Tuesday, January 18, 2011

Mark Bradford at ICA

"It’s about…tracing the ghost of cities past. It’s the pulling off of a layer and finding another underneath." - Mark Bradford
Through his collaged paintings, sculptures, videos, and installations, Mark Bradford explores issues of class, race, and gender in American urban society. An archeologist of his own environment, Los Angeles, Bradford uses found materials—peeling movie posters, hand-lettered “FOR SALE” signs, endpapers used to perm black hair, salvaged plywood—which he layers, embellishes, erodes, and reconstitutes into abstract compositions.
The first survey exhibition of the artist’s work, Mark Bradford includes painting, sculpture, installation, and video from 1997 to 2010, and several new works. Mark Bradford is a touring exhibition organized by the Wexner Center for the Arts, The Ohio State University.
You can view the pieces of his exhibition at ICA at:

I had the opportunity on Sunday before departing Boston, with some AIB colleagues, to go to the Institute for Contemporary Art and view the Mark Bradford exhibition and the other exhibitions on display there.
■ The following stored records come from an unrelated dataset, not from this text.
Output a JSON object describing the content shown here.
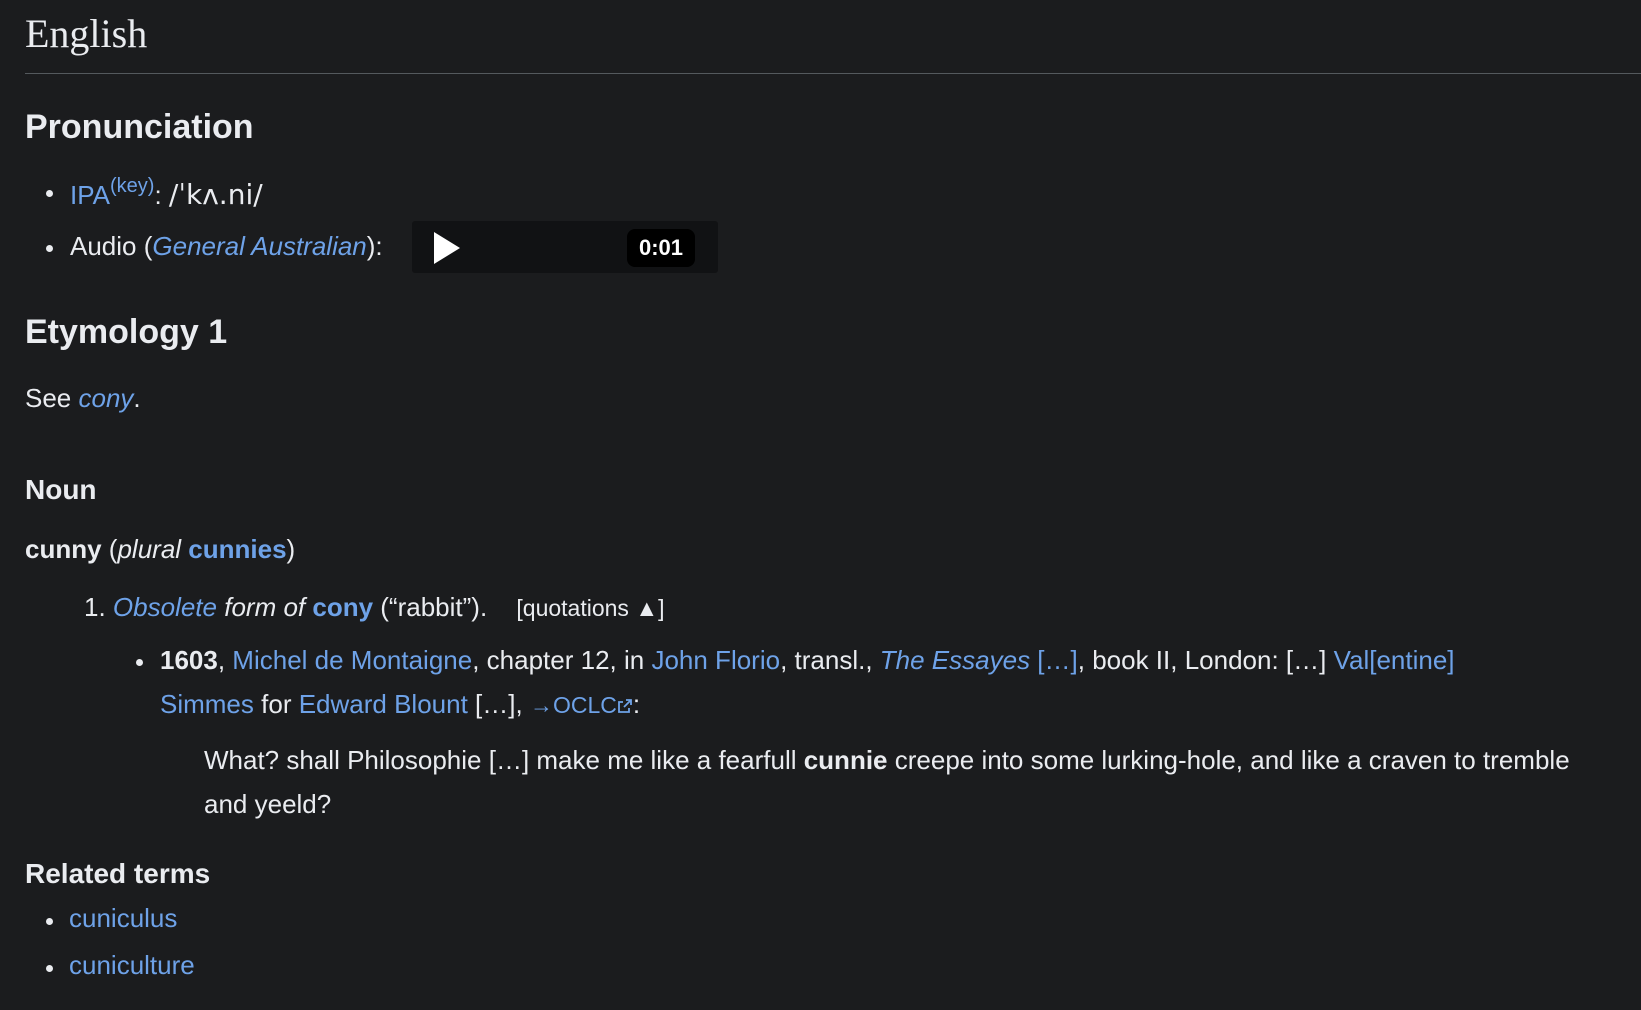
{
  "language": "English",
  "pronunciation": {
    "heading": "Pronunciation",
    "ipa": {
      "label": "IPA",
      "key": "(key)",
      "colon": ": ",
      "value": "/ˈkʌ.ni/"
    },
    "audio": {
      "label": "Audio (",
      "accent": "General Australian",
      "suffix": "):",
      "time": "0:01"
    }
  },
  "etymology": {
    "heading": "Etymology 1",
    "see": "See ",
    "see_link": "cony",
    "period": "."
  },
  "noun": {
    "heading": "Noun",
    "headword": "cunny",
    "open_paren": " (",
    "plural_label": "plural",
    "plural_space": " ",
    "plural_form": "cunnies",
    "close_paren": ")"
  },
  "sense": {
    "number": "1.",
    "obsolete": "Obsolete",
    "form_of": " form of ",
    "lemma": "cony",
    "gloss": " (“rabbit”).",
    "quotations_toggle": "[quotations ▲]"
  },
  "citation": {
    "year": "1603",
    "sep1": ", ",
    "author": "Michel de Montaigne",
    "chapter": ", chapter 12, in ",
    "translator": "John Florio",
    "transl": ", transl., ",
    "title": "The Essayes",
    "title_ellipsis": " […]",
    "book": ", book II, London: […] ",
    "printer_line1": "Val[entine]",
    "printer_line2": "Simmes",
    "for": " for ",
    "publisher": "Edward Blount",
    "ellipsis": " […], ",
    "oclc": "→OCLC",
    "colon": ":"
  },
  "quote": {
    "before": "What? shall Philosophie […] make me like a fearfull ",
    "bold": "cunnie",
    "after": " creepe into some lurking-hole, and like a craven to tremble and yeeld?"
  },
  "related": {
    "heading": "Related terms",
    "items": [
      "cuniculus",
      "cuniculture"
    ]
  }
}
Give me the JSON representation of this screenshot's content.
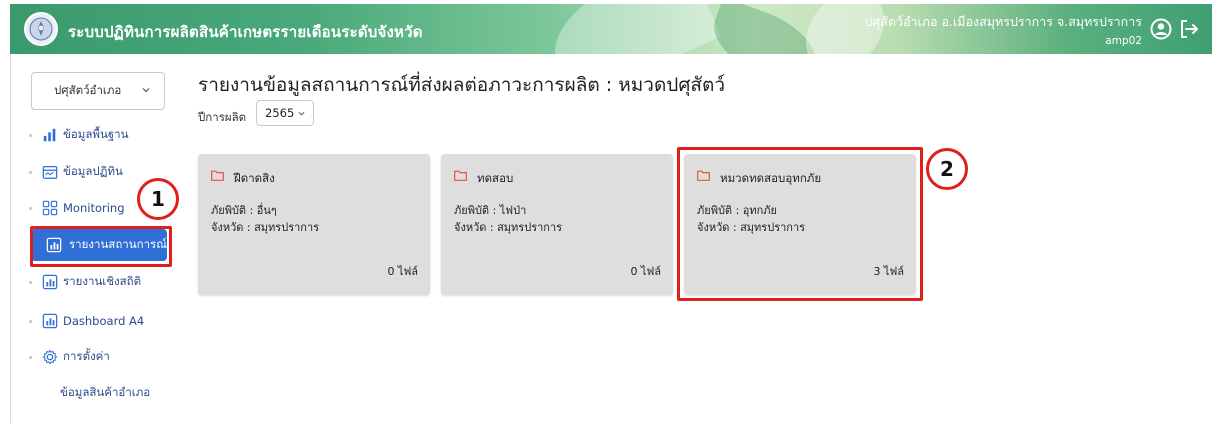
{
  "header": {
    "title": "ระบบปฏิทินการผลิตสินค้าเกษตรรายเดือนระดับจังหวัด",
    "user_name": "ปศุสัตว์อำเภอ อ.เมืองสมุทรปราการ จ.สมุทรปราการ",
    "user_id": "amp02",
    "icons": [
      "government-seal-icon",
      "user-circle-icon",
      "logout-icon"
    ]
  },
  "sidebar": {
    "role_select": "ปศุสัตว์อำเภอ",
    "items": [
      {
        "label": "ข้อมูลพื้นฐาน",
        "icon": "bar-chart-icon"
      },
      {
        "label": "ข้อมูลปฏิทิน",
        "icon": "calendar-icon"
      },
      {
        "label": "Monitoring",
        "icon": "grid-icon"
      },
      {
        "label": "รายงานสถานการณ์",
        "icon": "report-icon",
        "active": true
      },
      {
        "label": "รายงานเชิงสถิติ",
        "icon": "report-icon"
      },
      {
        "label": "Dashboard A4",
        "icon": "report-icon"
      },
      {
        "label": "การตั้งค่า",
        "icon": "gear-icon"
      }
    ],
    "sub_item": "ข้อมูลสินค้าอำเภอ"
  },
  "main": {
    "title": "รายงานข้อมูลสถานการณ์ที่ส่งผลต่อภาวะการผลิต : หมวดปศุสัตว์",
    "year_label": "ปีการผลิต",
    "year_value": "2565",
    "cards": [
      {
        "name": "ฝีดาดสิง",
        "line1": "ภัยพิบัติ : อื่นๆ",
        "line2": "จังหวัด : สมุทรปราการ",
        "files": "0 ไฟล์"
      },
      {
        "name": "ทดสอบ",
        "line1": "ภัยพิบัติ : ไฟป่า",
        "line2": "จังหวัด : สมุทรปราการ",
        "files": "0 ไฟล์"
      },
      {
        "name": "หมวดทดสอบอุทกภัย",
        "line1": "ภัยพิบัติ : อุทกภัย",
        "line2": "จังหวัด : สมุทรปราการ",
        "files": "3 ไฟล์"
      }
    ]
  },
  "annotations": {
    "marker_1": "1",
    "marker_2": "2",
    "highlight_color": "#e0201c"
  },
  "colors": {
    "accent": "#2f6fd6",
    "header_green": "#3a9a6e",
    "folder": "#e2553b"
  }
}
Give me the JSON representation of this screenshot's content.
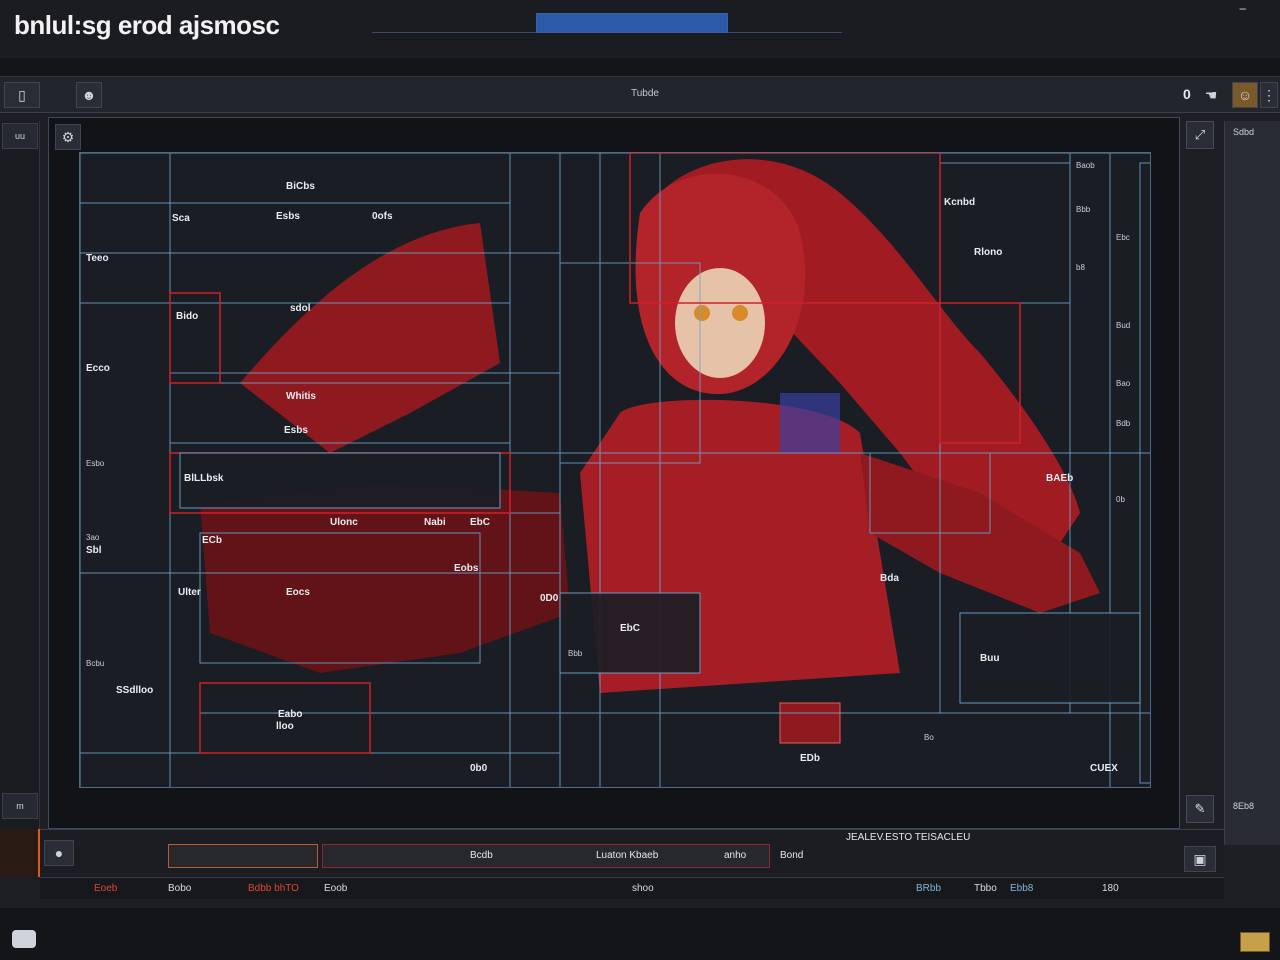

The size and scale of Bradford's work was impressive, in addition to the beauty of texture of his painting with layers of collage building on the metaphor of layers in society, making such a strong statement about social justice in the context of contemporary culture. This was a real connection to our study of the Archive this residency in Michael's class, Critical Theory II. It gives me some ideas and food for thought about how collaging and painting can be combined integrally with layering meaning into an image. I am thinking about how that might be utilized within my own paintings and compositions, as collaging was brought up numerous times within my varied crits.